The Montreal police hate crimes unit is investigating antisemitic comments posted on Facebook and other social media, including death threats, by people reacting to how police broke up several gatherings at places of worship in the city last weekend.
Lawyer Laurent Sabbah said he decided to file a complaint with the Montreal police after several members of the city’s Jewish community contacted him to report seeing antisemitic comments and threats on Facebook and similar social media.
“The comments were outrageous and I was asked to intervene,” Sabbah said. “I took screenshots of the comments and I showed them to the police.”
Sabbah declined to send the Montreal Gazette some examples of the comments and threats because he does not want to impede the police investigation.
A spokesperson for the Montreal police said that, as a policy, they do not comment on complaints.
Sabbah said he filed his complaint at a neighbourhood police station Tuesday morning and, within a couple of hours he was contacted by an investigator with the Montreal police hate crimes unit. He said the the police appear to be taking his complaint “very seriously.”

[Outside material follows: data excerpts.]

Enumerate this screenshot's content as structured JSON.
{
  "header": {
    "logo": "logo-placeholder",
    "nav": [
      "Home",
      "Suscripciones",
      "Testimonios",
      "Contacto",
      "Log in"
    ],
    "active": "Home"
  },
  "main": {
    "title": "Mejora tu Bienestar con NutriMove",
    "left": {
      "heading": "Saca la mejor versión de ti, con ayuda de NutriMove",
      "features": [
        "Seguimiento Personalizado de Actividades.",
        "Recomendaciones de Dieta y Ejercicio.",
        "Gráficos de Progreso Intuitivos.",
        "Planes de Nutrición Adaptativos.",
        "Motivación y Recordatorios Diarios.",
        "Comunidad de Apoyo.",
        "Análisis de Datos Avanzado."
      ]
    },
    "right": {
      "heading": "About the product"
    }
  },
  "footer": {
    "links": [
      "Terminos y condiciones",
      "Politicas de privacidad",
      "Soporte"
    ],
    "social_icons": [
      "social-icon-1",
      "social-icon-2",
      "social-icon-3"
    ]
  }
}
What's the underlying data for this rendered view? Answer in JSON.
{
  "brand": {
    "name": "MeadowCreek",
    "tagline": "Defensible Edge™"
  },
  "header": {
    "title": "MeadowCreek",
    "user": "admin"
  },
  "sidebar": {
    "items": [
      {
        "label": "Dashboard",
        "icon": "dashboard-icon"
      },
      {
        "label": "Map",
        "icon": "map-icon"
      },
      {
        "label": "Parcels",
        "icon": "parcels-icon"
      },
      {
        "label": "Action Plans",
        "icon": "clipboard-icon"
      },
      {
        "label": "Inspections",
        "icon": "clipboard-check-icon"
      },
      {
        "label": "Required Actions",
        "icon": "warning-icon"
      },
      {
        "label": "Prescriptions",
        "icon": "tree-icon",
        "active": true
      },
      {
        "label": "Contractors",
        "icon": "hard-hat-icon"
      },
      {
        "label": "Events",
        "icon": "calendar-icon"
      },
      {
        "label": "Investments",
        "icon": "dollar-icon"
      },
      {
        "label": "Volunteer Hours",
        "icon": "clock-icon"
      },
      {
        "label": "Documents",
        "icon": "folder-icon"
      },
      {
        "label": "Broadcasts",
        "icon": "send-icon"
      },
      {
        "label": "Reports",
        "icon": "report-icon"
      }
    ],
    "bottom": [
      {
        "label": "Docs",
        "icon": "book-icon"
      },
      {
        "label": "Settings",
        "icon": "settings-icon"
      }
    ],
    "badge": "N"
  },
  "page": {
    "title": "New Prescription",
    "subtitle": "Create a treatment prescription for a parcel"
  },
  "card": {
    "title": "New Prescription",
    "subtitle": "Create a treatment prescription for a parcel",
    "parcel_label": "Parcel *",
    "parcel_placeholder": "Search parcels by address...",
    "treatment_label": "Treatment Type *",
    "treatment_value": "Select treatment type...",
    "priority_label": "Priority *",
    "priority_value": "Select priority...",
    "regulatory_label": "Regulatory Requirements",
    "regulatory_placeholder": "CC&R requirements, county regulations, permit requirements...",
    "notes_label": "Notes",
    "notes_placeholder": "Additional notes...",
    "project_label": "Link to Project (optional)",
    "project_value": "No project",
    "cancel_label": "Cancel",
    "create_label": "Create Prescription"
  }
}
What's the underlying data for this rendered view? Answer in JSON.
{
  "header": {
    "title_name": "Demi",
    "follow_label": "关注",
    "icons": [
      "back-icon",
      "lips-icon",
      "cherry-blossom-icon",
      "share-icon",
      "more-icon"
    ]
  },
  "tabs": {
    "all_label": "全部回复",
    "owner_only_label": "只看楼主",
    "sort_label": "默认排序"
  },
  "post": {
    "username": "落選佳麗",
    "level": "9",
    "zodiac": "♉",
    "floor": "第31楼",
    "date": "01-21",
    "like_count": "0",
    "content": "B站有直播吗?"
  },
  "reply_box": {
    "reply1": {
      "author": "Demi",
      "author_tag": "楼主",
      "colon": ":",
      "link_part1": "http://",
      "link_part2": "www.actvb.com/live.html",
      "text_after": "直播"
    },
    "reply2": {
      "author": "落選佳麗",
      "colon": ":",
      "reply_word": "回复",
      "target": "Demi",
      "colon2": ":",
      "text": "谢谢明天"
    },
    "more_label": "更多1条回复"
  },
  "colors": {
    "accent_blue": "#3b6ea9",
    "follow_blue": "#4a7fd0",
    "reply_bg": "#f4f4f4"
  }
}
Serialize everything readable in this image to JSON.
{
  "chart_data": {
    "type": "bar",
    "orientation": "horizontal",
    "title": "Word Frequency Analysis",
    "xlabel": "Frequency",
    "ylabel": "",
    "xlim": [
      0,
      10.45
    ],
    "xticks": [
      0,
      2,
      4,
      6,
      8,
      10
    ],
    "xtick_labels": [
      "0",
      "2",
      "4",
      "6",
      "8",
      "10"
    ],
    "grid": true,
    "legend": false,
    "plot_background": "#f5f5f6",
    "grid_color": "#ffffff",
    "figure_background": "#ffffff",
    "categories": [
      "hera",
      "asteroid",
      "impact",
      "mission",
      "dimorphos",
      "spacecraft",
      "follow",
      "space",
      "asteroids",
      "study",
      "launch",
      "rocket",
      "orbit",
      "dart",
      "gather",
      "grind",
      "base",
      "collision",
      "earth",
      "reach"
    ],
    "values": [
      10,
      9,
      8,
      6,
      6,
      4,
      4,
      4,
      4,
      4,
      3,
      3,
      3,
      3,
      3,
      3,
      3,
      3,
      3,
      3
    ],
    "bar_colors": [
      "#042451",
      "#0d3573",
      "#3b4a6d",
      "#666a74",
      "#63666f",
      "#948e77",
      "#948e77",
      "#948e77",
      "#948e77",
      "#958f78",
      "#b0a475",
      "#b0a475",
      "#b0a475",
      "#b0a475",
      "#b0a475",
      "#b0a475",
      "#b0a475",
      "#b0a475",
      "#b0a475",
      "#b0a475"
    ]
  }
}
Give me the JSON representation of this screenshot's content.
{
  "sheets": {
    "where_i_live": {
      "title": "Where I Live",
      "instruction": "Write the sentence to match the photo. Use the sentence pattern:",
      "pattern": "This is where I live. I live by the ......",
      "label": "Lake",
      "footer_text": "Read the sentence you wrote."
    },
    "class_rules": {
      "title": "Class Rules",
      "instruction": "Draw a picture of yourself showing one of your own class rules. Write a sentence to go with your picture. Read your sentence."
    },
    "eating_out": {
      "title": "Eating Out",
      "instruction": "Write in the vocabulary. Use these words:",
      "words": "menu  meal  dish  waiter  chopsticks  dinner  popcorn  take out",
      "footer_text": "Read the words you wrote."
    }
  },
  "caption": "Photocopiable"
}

The comments started Friday, after someone posted a video of people leaving a synagogue in Outremont in a hurry after the Montreal police arrived to investigate what appeared to be a gathering that contravened social distancing measures.
Similar interventions continued throughout the weekend with hundreds of tickets being issued. Some people who were fined argued they were not violating the Quebec government’s decree on gatherings in places of worship because their building allowed groups to pray in different sections of their building.
Following a confusing weekend, the Council of Hasidic Jews of Quebec said it regretted “that some members of the communities did not respect the public health directives limiting to 10 the number of people who can be present at the same time in the same place of worship.” But the council also criticized the Montreal police department for misinterpreting the government decree.